Na história de Ítalo, menino de 10 anos morto pela Polícia Militar, fica nítida uma tragédia anunciada pelo esgarçamento da rede de proteção desta criança.

O artigo 4º do Estatuto da Criança e do Adolescente (ECA) é enfático ao preconizar as responsabilidades sobre a criança e o adolescente no que diz respeito a assegurar seus direitos, tendo a família, a comunidade, a sociedade e o Estado para tal.

Começando pela família, temos que os pais do menino morto também têm condenações judiciais. O garoto nunca teve uma casa fixa, chegando a morar embaixo de pontes e viadutos, em abrigos, em casas de parentes e até mesmo em veículos abandonados.

De acordo com os noticiários, ele tinha voltado, nos últimos meses, para junto da mãe, num barraco na favela do Piolho, no Campo Belo, zona sul de São Paulo.
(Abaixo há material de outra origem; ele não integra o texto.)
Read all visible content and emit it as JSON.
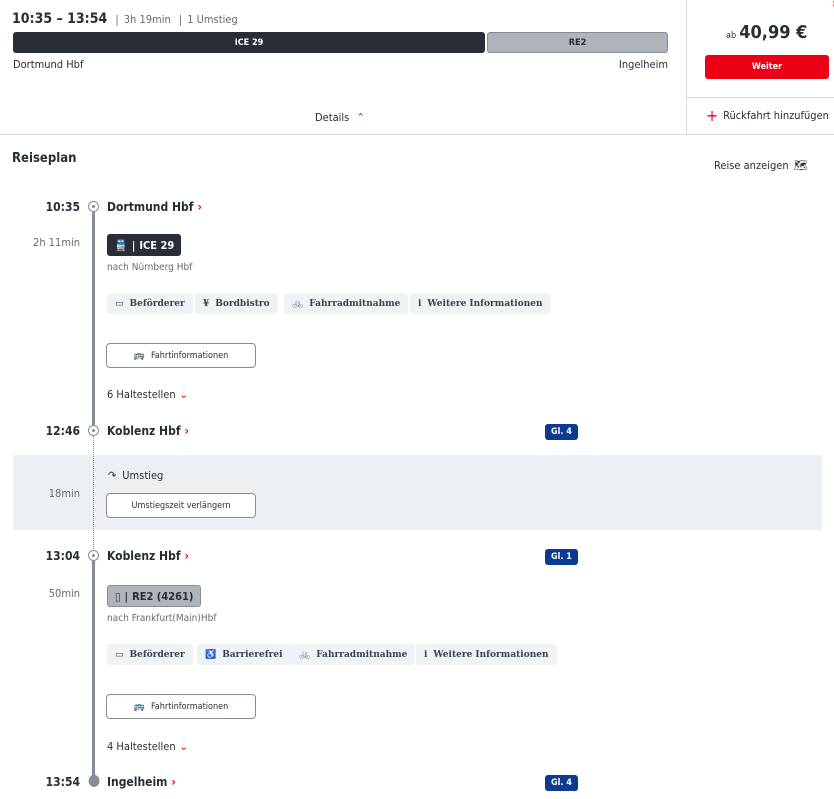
{
  "summary": {
    "times": "10:35 – 13:54",
    "duration": "3h 19min",
    "transfers": "1 Umstieg",
    "segments": [
      {
        "label": "ICE 29",
        "color": "#282d37"
      },
      {
        "label": "RE2",
        "color": "#afb4bb"
      }
    ],
    "origin": "Dortmund Hbf",
    "destination": "Ingelheim",
    "details": "Details"
  },
  "price": {
    "prefix": "ab",
    "amount": "40,99 €",
    "continue": "Weiter",
    "return": "Rückfahrt hinzufügen"
  },
  "plan": {
    "title": "Reiseplan",
    "show_trip": "Reise anzeigen",
    "legs": [
      {
        "dep_time": "10:35",
        "dep_station": "Dortmund Hbf",
        "duration": "2h 11min",
        "train": "ICE 29",
        "direction": "nach Nürnberg Hbf",
        "chips": [
          "Beförderer",
          "Bordbistro",
          "Fahrradmitnahme",
          "Weitere Informationen"
        ],
        "info": "Fahrtinformationen",
        "stops": "6 Haltestellen",
        "arr_time": "12:46",
        "arr_station": "Koblenz Hbf",
        "arr_platform": "Gl. 4"
      },
      {
        "dep_time": "13:04",
        "dep_station": "Koblenz Hbf",
        "dep_platform": "Gl. 1",
        "duration": "50min",
        "train": "RE2 (4261)",
        "direction": "nach Frankfurt(Main)Hbf",
        "chips": [
          "Beförderer",
          "Barrierefrei",
          "Fahrradmitnahme",
          "Weitere Informationen"
        ],
        "info": "Fahrtinformationen",
        "stops": "4 Haltestellen",
        "arr_time": "13:54",
        "arr_station": "Ingelheim",
        "arr_platform": "Gl. 4"
      }
    ],
    "transfer": {
      "label": "Umstieg",
      "duration": "18min",
      "button": "Umstiegszeit verlängern"
    }
  },
  "colors": {
    "accent": "#ec0016",
    "platform": "#0c3992"
  }
}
Mesmo assim, ainda passava dias vivendo na rua.

O garoto também era conhecido pelos seguranças dos supermercados da região, onde costumava ir para furtar brinquedos, chinelos, roupas e para pedir lanches aos frequentadores do restaurante que funciona no térreo.
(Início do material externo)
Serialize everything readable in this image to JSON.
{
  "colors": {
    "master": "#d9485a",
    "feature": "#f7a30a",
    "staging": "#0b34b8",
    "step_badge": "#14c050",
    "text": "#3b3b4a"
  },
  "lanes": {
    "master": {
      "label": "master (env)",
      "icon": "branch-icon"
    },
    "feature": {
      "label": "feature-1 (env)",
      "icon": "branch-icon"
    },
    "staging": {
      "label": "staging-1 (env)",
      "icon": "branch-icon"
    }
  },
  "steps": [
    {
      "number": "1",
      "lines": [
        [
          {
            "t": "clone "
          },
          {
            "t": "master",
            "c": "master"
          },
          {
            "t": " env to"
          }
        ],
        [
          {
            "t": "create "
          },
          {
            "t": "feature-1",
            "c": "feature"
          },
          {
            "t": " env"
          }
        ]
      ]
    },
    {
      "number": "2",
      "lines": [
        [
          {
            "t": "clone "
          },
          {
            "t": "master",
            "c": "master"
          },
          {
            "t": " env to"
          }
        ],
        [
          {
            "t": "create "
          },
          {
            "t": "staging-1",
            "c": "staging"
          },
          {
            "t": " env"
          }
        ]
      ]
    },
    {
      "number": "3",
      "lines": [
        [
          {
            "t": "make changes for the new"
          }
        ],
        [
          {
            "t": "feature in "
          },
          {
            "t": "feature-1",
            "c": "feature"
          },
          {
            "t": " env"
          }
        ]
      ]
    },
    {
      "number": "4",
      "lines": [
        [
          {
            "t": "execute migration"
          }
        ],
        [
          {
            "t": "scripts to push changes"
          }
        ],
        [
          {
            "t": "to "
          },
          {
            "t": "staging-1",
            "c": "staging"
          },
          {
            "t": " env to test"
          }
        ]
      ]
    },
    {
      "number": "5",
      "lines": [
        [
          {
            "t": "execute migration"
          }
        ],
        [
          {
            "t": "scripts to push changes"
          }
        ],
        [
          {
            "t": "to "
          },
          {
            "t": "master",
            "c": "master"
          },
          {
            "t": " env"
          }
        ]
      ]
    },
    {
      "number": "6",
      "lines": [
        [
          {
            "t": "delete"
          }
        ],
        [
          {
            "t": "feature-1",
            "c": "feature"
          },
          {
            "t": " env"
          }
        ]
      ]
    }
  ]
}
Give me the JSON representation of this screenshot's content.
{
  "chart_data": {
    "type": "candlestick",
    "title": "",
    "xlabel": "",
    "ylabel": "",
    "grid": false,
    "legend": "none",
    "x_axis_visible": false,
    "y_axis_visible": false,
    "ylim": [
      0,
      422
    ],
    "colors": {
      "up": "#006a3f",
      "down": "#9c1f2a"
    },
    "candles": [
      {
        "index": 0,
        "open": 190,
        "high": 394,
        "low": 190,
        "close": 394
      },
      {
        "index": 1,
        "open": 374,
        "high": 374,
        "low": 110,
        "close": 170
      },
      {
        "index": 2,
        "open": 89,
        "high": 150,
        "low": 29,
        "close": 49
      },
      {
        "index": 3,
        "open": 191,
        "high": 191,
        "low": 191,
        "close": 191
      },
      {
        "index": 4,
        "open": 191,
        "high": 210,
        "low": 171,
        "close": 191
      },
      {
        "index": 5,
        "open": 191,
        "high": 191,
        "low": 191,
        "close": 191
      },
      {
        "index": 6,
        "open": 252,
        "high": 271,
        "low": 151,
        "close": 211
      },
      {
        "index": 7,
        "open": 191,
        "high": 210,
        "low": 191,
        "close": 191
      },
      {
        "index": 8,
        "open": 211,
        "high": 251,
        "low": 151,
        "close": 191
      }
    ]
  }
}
Ao olharmos para o Estado, vemos que estudava no segundo ano do ensino fundamental na Escola Estadual Mario de Andrade, no Brooklin, cuja frequência e aproveitamento são desconhecidas, mas imaginadas, dada as condições do garoto.

O fato de ter outras notificações de ato infracional deixa o questionamento da eficiência da rede de serviços e do trabalho efetivo do Conselho Tutelar, responsável pelo acompanhamento nestes casos de crianças com menos de 12 anos.

O desfecho não poderia ser pior, um agente do Estado ceifando essa vida. O que nos faz entender a dimensão trágica a que chegamos por termos a morte como atestado da nossa incompetência como sociedade, por não considerar o processo peculiar de desenvolvimento desta criança.

A questão aqui não é culpabilizar a família, mas refletir que condições este menino tinha para agir de outra forma e como o Estado cumpre seu papel de proteção e garantia de direitos quando a família falta.

Fica evidente a falência da sociedade, seu atestado de incapacidade inclusiva e solidária. É fato que a sociedade é conservadora e aceita a pena de morte instituída nas periferias há anos, tanto que deseja a redução da maioridade penal para 16 anos. E o risco, em breve, será desejar que diminua ainda mais.

Enfatizamos que a redução não é a solução. Somente com o investimento nas políticas preventivas e com a problematização para uma sociedade menos desigual poderemos ter êxito.

É preciso apurar as responsabilidades sobre a ação da polícia que deveria ser preparada para intervir em situações extremas e ainda assim preservar vidas.

Independentemente de qualquer coisa, é uma tragédia que deve colocar a sociedade em discussão sobre qual futuro de fato queremos para nossas crianças e adolescentes.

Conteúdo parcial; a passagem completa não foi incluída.